The California Public Employees Retirement System is the nation's largest at about $150 billion. New York's public retirement system has about $112 billion and North Carolina's nearly $54 billion.

New York Attorney General Eliot Spitzer said a dozen more states with large pension funds are considering signing on to the initiative.

"Our message today is simple and clear: If you wish to do business with our state, we expect you to adhere to the highest standards of integrity and disclosure ... so pensioners and taxpayers aren't stuck with the bill," said California Treasurer Philip Angelides.

The agreement is expected to force change on an industry whose chief regulator, Securities and Exchange Commission Chairman Harvey Pitt, has been criticized for lax enforcement.

"We've supported those goals since Day One," said Joseph Borg of the North American Securities Administrators Association. Its task force is pushing for similar reforms.

The agreement imposes and extends Spitzer's May settlement with Merrill Lynch & Co. The firm, and a few other major brokerages, agreed to separate its analysts from investment banking. Internal e-mails obtained by Spitzer showed stock analysts were urging investors to buy the stock of companies they privately felt were risky in order to land the firms as investment banking clients.
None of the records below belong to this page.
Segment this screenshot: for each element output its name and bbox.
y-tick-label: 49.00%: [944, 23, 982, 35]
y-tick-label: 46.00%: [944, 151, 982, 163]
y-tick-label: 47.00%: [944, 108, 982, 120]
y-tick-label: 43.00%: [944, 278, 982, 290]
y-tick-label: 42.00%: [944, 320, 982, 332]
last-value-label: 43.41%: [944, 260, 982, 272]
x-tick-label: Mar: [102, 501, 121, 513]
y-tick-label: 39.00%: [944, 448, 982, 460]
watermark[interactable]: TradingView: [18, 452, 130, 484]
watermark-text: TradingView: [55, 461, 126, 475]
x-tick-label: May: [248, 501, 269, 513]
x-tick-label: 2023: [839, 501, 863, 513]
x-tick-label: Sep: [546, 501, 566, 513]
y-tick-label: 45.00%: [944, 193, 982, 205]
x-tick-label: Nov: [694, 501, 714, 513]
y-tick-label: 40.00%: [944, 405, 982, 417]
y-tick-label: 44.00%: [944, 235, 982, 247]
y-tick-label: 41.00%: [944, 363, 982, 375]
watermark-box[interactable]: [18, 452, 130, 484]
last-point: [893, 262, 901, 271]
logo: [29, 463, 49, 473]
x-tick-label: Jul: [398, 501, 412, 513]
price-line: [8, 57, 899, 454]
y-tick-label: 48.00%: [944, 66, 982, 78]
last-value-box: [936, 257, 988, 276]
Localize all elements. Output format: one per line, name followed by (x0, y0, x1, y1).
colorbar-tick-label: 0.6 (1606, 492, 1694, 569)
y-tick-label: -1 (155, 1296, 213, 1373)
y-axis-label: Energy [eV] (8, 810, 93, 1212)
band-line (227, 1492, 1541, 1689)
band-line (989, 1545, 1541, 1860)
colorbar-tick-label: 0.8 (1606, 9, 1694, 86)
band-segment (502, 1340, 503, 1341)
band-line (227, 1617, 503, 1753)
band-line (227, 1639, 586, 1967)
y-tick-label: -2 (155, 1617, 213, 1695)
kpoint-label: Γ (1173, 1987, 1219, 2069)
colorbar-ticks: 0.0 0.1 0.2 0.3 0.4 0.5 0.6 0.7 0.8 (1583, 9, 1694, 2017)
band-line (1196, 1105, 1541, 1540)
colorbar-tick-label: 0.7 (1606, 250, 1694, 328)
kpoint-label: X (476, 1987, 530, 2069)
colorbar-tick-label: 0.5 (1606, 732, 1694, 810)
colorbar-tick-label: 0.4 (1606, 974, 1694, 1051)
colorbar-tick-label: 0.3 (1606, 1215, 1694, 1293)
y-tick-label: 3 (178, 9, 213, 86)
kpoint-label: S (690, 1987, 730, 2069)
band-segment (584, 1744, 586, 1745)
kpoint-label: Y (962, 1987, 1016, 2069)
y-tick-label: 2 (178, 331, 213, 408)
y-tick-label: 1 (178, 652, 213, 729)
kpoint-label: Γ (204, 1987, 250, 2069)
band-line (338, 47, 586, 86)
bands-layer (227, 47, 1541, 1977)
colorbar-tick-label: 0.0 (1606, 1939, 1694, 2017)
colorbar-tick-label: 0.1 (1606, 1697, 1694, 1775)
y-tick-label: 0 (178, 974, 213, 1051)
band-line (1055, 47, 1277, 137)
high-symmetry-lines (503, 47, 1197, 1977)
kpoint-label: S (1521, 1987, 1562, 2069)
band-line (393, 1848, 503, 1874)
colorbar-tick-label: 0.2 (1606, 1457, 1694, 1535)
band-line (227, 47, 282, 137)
The revelations further weakened investor confidence, wracked by a wave of accounting scandals following last fall's collapse of Enron Corp. that have cost them millions. WorldCom, Adelphia Communications, Tyco International, Xerox and others have lost billions of dollars in market value as questions arose over their financial practices and accounting.

"The fraud and theft committed by criminals on our city streets is no different from the fraud and theft committed by criminals in our corporate suites," said New York Comptroller H. Carl McCall, the sole trustee of his state's pension fund.

Coffee said Monday's agreement should be immune to the criticism by some in Congress that Spitzer was overstepping his authority for political gain.

"There is nothing sinister about the pension funds finding their voice and saying, `Here are the rules of the game that we insist on playing by,'" Coffee said.

"I am going to make sure that the investment banking and money management firms that do business with North Carolina disclose all potential conflicts of interest and take whatever steps are necessary to ensure that our investments are protected," said North Carolina State Treasurer Richard Moore.